Traverser le fantasme représenterait l´occasion de passer par cette jonction et cette disjonction de l’un et du trois. Ce serait l´occasion de mettre le réel de l´expérience de l´analyse au niveau de l´ un qui manque, de l´ un de la fente, de l´un qui ne correspond pas à l´un de l’unité, de l´un qui n´est pas entier avec la mère, de l´un qui n´est pas effet du deux, qui n´est pas l´un de la tyrannie montrée par l´histoire, justement parce qu´il est soumis, comme des vérités
premières, à des questionnements logiques.

 

La question est de parvenir au fait que nous ne sommes pas nos semblables, nous ne sommes pas un dire ou un dit et qu´un être est un être signifiant qui entre dans le réel comme un effet d´articulation d´une chaîne signifiante qui n´est pas le sujet, mais nous non plus ne sommes pas le sujet.
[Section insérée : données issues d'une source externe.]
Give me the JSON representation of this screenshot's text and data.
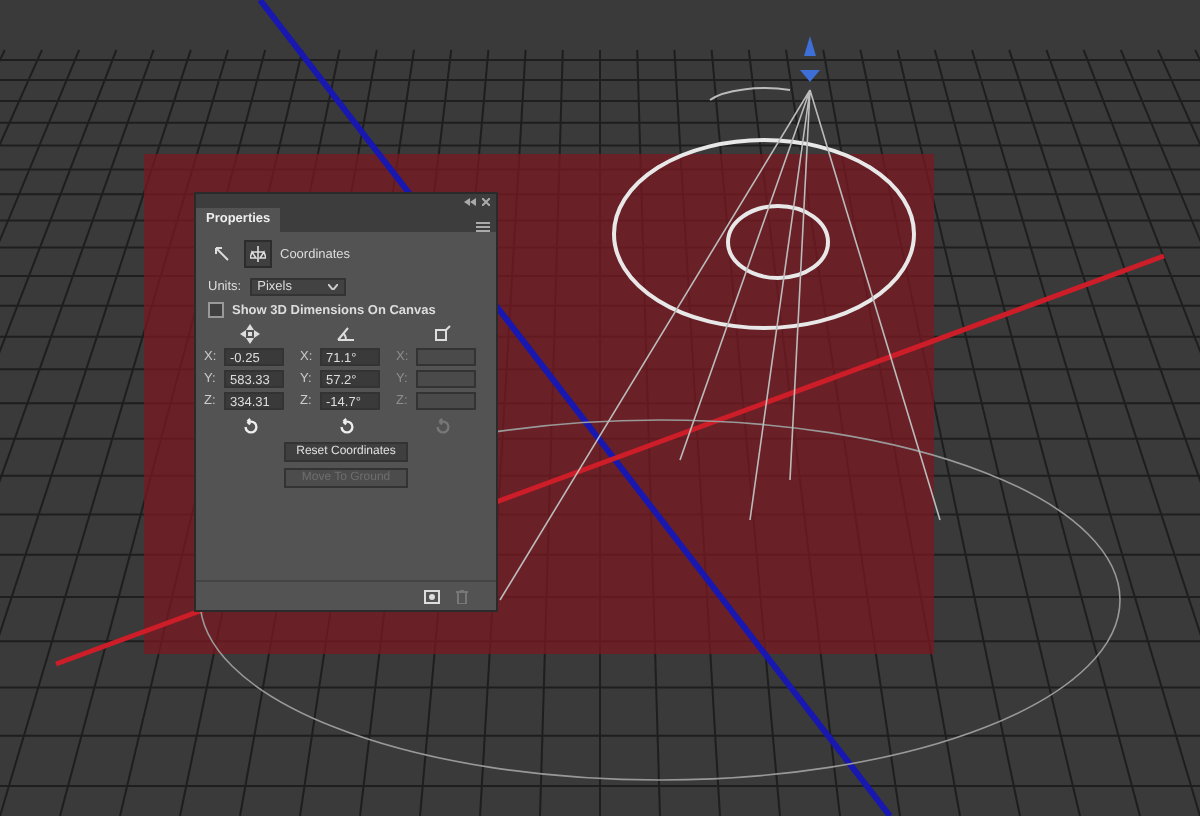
{
  "panel": {
    "title": "Properties",
    "section": "Coordinates",
    "units_label": "Units:",
    "units_value": "Pixels",
    "show_dimensions": {
      "label": "Show 3D Dimensions On Canvas",
      "checked": false
    },
    "columns": [
      {
        "kind": "position",
        "disabled": false,
        "fields": [
          {
            "label": "X:",
            "value": "-0.25"
          },
          {
            "label": "Y:",
            "value": "583.33"
          },
          {
            "label": "Z:",
            "value": "334.31"
          }
        ]
      },
      {
        "kind": "rotation",
        "disabled": false,
        "fields": [
          {
            "label": "X:",
            "value": "71.1°"
          },
          {
            "label": "Y:",
            "value": "57.2°"
          },
          {
            "label": "Z:",
            "value": "-14.7°"
          }
        ]
      },
      {
        "kind": "scale",
        "disabled": true,
        "fields": [
          {
            "label": "X:"
          },
          {
            "label": "Y:"
          },
          {
            "label": "Z:"
          }
        ]
      }
    ],
    "buttons": [
      {
        "label": "Reset Coordinates",
        "disabled": false
      },
      {
        "label": "Move To Ground",
        "disabled": true
      }
    ]
  }
}
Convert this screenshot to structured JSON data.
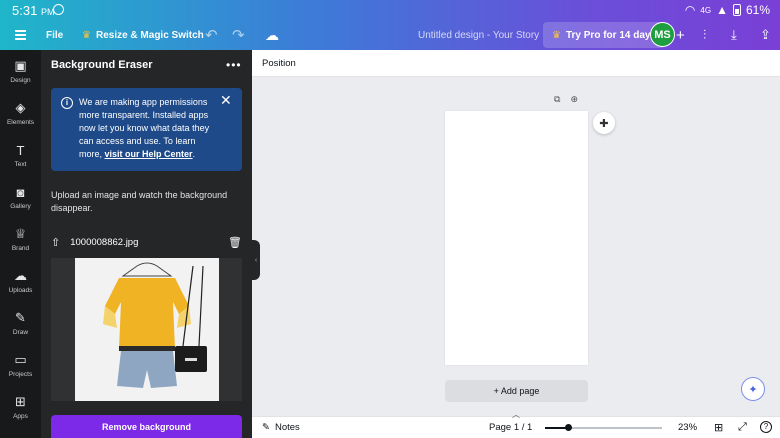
{
  "status_bar": {
    "time": "5:31",
    "ampm": "PM",
    "signal": "4G",
    "battery": "61%"
  },
  "toolbar": {
    "file_label": "File",
    "resize_label": "Resize & Magic Switch",
    "doc_title": "Untitled design - Your Story",
    "pro_label": "Try Pro for 14 days",
    "avatar_initials": "MS"
  },
  "rail": {
    "items": [
      {
        "label": "Design",
        "icon": "layout-icon"
      },
      {
        "label": "Elements",
        "icon": "shapes-icon"
      },
      {
        "label": "Text",
        "icon": "text-icon"
      },
      {
        "label": "Gallery",
        "icon": "camera-icon"
      },
      {
        "label": "Brand",
        "icon": "brand-icon"
      },
      {
        "label": "Uploads",
        "icon": "upload-icon"
      },
      {
        "label": "Draw",
        "icon": "pen-icon"
      },
      {
        "label": "Projects",
        "icon": "folder-icon"
      },
      {
        "label": "Apps",
        "icon": "apps-icon"
      }
    ]
  },
  "panel": {
    "title": "Background Eraser",
    "notice_text": "We are making app permissions more transparent. Installed apps now let you know what data they can access and use. To learn more,",
    "notice_link": "visit our Help Center",
    "notice_end": ".",
    "description": "Upload an image and watch the background disappear.",
    "file_name": "1000008862.jpg",
    "remove_label": "Remove background"
  },
  "canvas": {
    "position_label": "Position",
    "add_page_label": "+ Add page"
  },
  "footer": {
    "notes_label": "Notes",
    "page_label": "Page 1 / 1",
    "zoom_label": "23%",
    "zoom_fraction": 0.2
  },
  "colors": {
    "accent": "#7d2ae8",
    "panel": "#252627",
    "rail": "#18191b",
    "notice": "#1e4a8a",
    "avatar": "#1e9e3e"
  }
}
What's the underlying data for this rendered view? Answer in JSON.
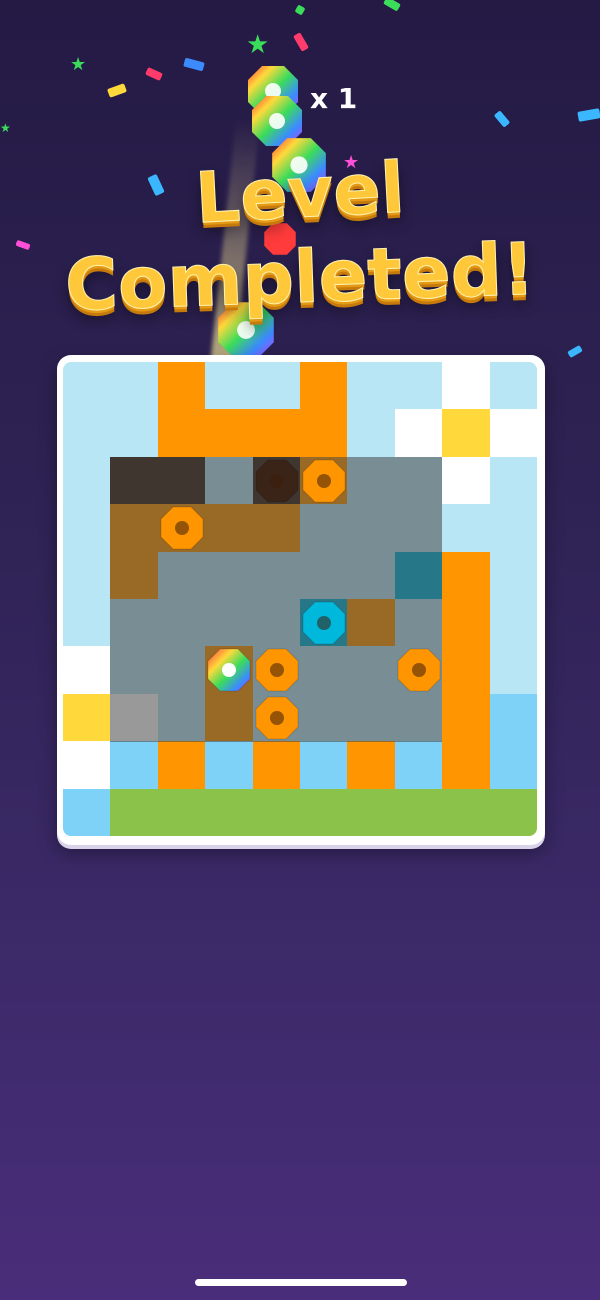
{
  "header": {
    "multiplier_text": "x 1",
    "title_line1": "Level",
    "title_line2": "Completed!"
  },
  "colors": {
    "light_blue": "#b9e6f4",
    "orange": "#ff9500",
    "yellow": "#ffd93b",
    "white": "#ffffff",
    "cyan": "#00b7dc",
    "green": "#8bc34a",
    "sky": "#7fd2f7",
    "dark_brown": "#3a2418",
    "title_gold": "#ffc83a"
  },
  "board": {
    "grid": [
      [
        "light_blue",
        "light_blue",
        "orange",
        "light_blue",
        "light_blue",
        "orange",
        "light_blue",
        "light_blue",
        "white",
        "light_blue"
      ],
      [
        "light_blue",
        "light_blue",
        "orange",
        "orange",
        "orange",
        "orange",
        "light_blue",
        "white",
        "yellow",
        "white"
      ],
      [
        "light_blue",
        "dark_brown",
        "dark_brown",
        "light_blue",
        "dark_brown",
        "orange",
        "light_blue",
        "light_blue",
        "white",
        "light_blue"
      ],
      [
        "light_blue",
        "orange",
        "orange",
        "orange",
        "orange",
        "light_blue",
        "light_blue",
        "light_blue",
        "light_blue",
        "light_blue"
      ],
      [
        "light_blue",
        "orange",
        "light_blue",
        "light_blue",
        "light_blue",
        "light_blue",
        "light_blue",
        "cyan",
        "orange",
        "light_blue"
      ],
      [
        "light_blue",
        "light_blue",
        "light_blue",
        "light_blue",
        "light_blue",
        "cyan",
        "orange",
        "light_blue",
        "orange",
        "light_blue"
      ],
      [
        "white",
        "light_blue",
        "light_blue",
        "orange",
        "light_blue",
        "light_blue",
        "light_blue",
        "light_blue",
        "orange",
        "light_blue"
      ],
      [
        "yellow",
        "white",
        "light_blue",
        "orange",
        "light_blue",
        "light_blue",
        "light_blue",
        "light_blue",
        "orange",
        "sky"
      ],
      [
        "white",
        "sky",
        "orange",
        "sky",
        "orange",
        "sky",
        "orange",
        "sky",
        "orange",
        "sky"
      ],
      [
        "sky",
        "green",
        "green",
        "green",
        "green",
        "green",
        "green",
        "green",
        "green",
        "green"
      ]
    ],
    "nuts": [
      {
        "name": "nut-orange-1",
        "color": "orange",
        "row": 2,
        "col": 5
      },
      {
        "name": "nut-dark-1",
        "color": "dark_brown",
        "row": 2,
        "col": 4
      },
      {
        "name": "nut-orange-2",
        "color": "orange",
        "row": 3,
        "col": 2
      },
      {
        "name": "nut-cyan-1",
        "color": "cyan",
        "row": 5,
        "col": 5
      },
      {
        "name": "nut-orange-3",
        "color": "orange",
        "row": 6,
        "col": 4
      },
      {
        "name": "nut-orange-4",
        "color": "orange",
        "row": 6,
        "col": 7
      },
      {
        "name": "nut-rainbow-1",
        "color": "rainbow",
        "row": 6,
        "col": 3
      },
      {
        "name": "nut-orange-5",
        "color": "orange",
        "row": 7,
        "col": 4
      }
    ]
  }
}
Le point de départ dans le père, par où quelque chose fait la différence, c´est le point de départ pour le sujet, ce qui signifie que sur son horizon ne se trouve pas de suite la question du sexe pour l´être parlant. Que serait-il pour lui l´hétérosexualité ? Cette complexité, attribuée par l´entrée d´un terme tel que représentation du manque, en raison d´être un, tout en étant trois, et parce que le père reste dans sa toute puissance, qu´il ne quitte pas parce qu´il ne prend jamais la triplicité de l´espace de l´être parlant, pour ne jamais se distinguer dans cette triplicité.

 

Freud, en soulignant l´articulation de l´Œdipe avec le Complexe de Castration comme ce qui permet, par la voie de l´Œdipe positif, le point de départ pour l´entrée dans le manque comme fonction, a articulé les deux Complexes. Il fait ainsi y émerger le réel de l´être parlant, dans l´expérience du sujet dans l´analyse, qui montre que la production de la métaphore paternelle témoigne, dans le sujet, d´une fente de moins en moins récupérable. Si la structure de cette fente équivaut à la structure de l´objet a dans le fantasme du sujet, comment pouvons-nous la rapprocher de cet espace de l´être parlant avec ses trois registres : le Réel, le Symbolique et l´Imaginaire, noué par le petit a, par l´autre ? La structure du dire, la dit-mension, comporte ces trois registres liés entre eux impliquant la métaphore paternelle. Il me semble que, pour Lacan, cette consistance des registres une déviation de la métaphore, un lancement révélant la débilité mentale, le corps vivant du sujet en jeu. Une façon de faire émerger la demande comme vérité, ce qui lui permet de se présenter et, peut être, d´être mise en question. Du fait de pouvoir être mise en question, peut être peut-elle alors devenir un savoir à inventer ?

 

Lacan nous situe sur sa position : il déclare que la consistance ne pourrait être prise qu´à partir du Symbolique, des mots, que la consistance de ces trois registres soit supportée par le Réel précisément parce qu´il fait usage de la déviation de sens, du détournement de la métaphore permis entre RSI, établissant la différence entre ces trois registres, en les spécifiant en tant que tels. Le père a donc d´une part un rapport au manque, directement lié au désir, et, d´autre part, à la différence. Ce sujet a des difficultés face à son désir : il ne cesse de vouloir être l´autre, de vouloir ce qu´a l´autre, il est toujours préoccupé avec le sexuel, soit parce qu´il s´excite trop, soit parce qu´il ne s´excite pas depuis longtemps. Lacan présente ce sujet comme sous-développé au niveau du discours : un sujet mené par un désir infantile, sexuel et imbattable, soutenu par une demande toujours pareille, parce que le désir ne se modifie pas dans une structure inflexible.

 

Les bonnes nouvelles pour Freud en 1925, qui , en réponse à une détermination d´un de ses collègues analystes sont restées hors de la collection de ses textes, est que ce désir inconscient est effectivement infantile, imbattable, mais par la voie de l´interprétation. Face à cette indestructibilité, l´analyste a la possibilité, en présence, de trouver une autre voie pour rentrer en fonction, et, par son désir, soutenir la pair analyste/analysant, dans la tâche proprement dite de l´analysant, celle de dire l´objet qu´il est pour se protéger du manque en tant que manque. La perte de cet être signifiant peut rendre possible le désir de la différence maximale.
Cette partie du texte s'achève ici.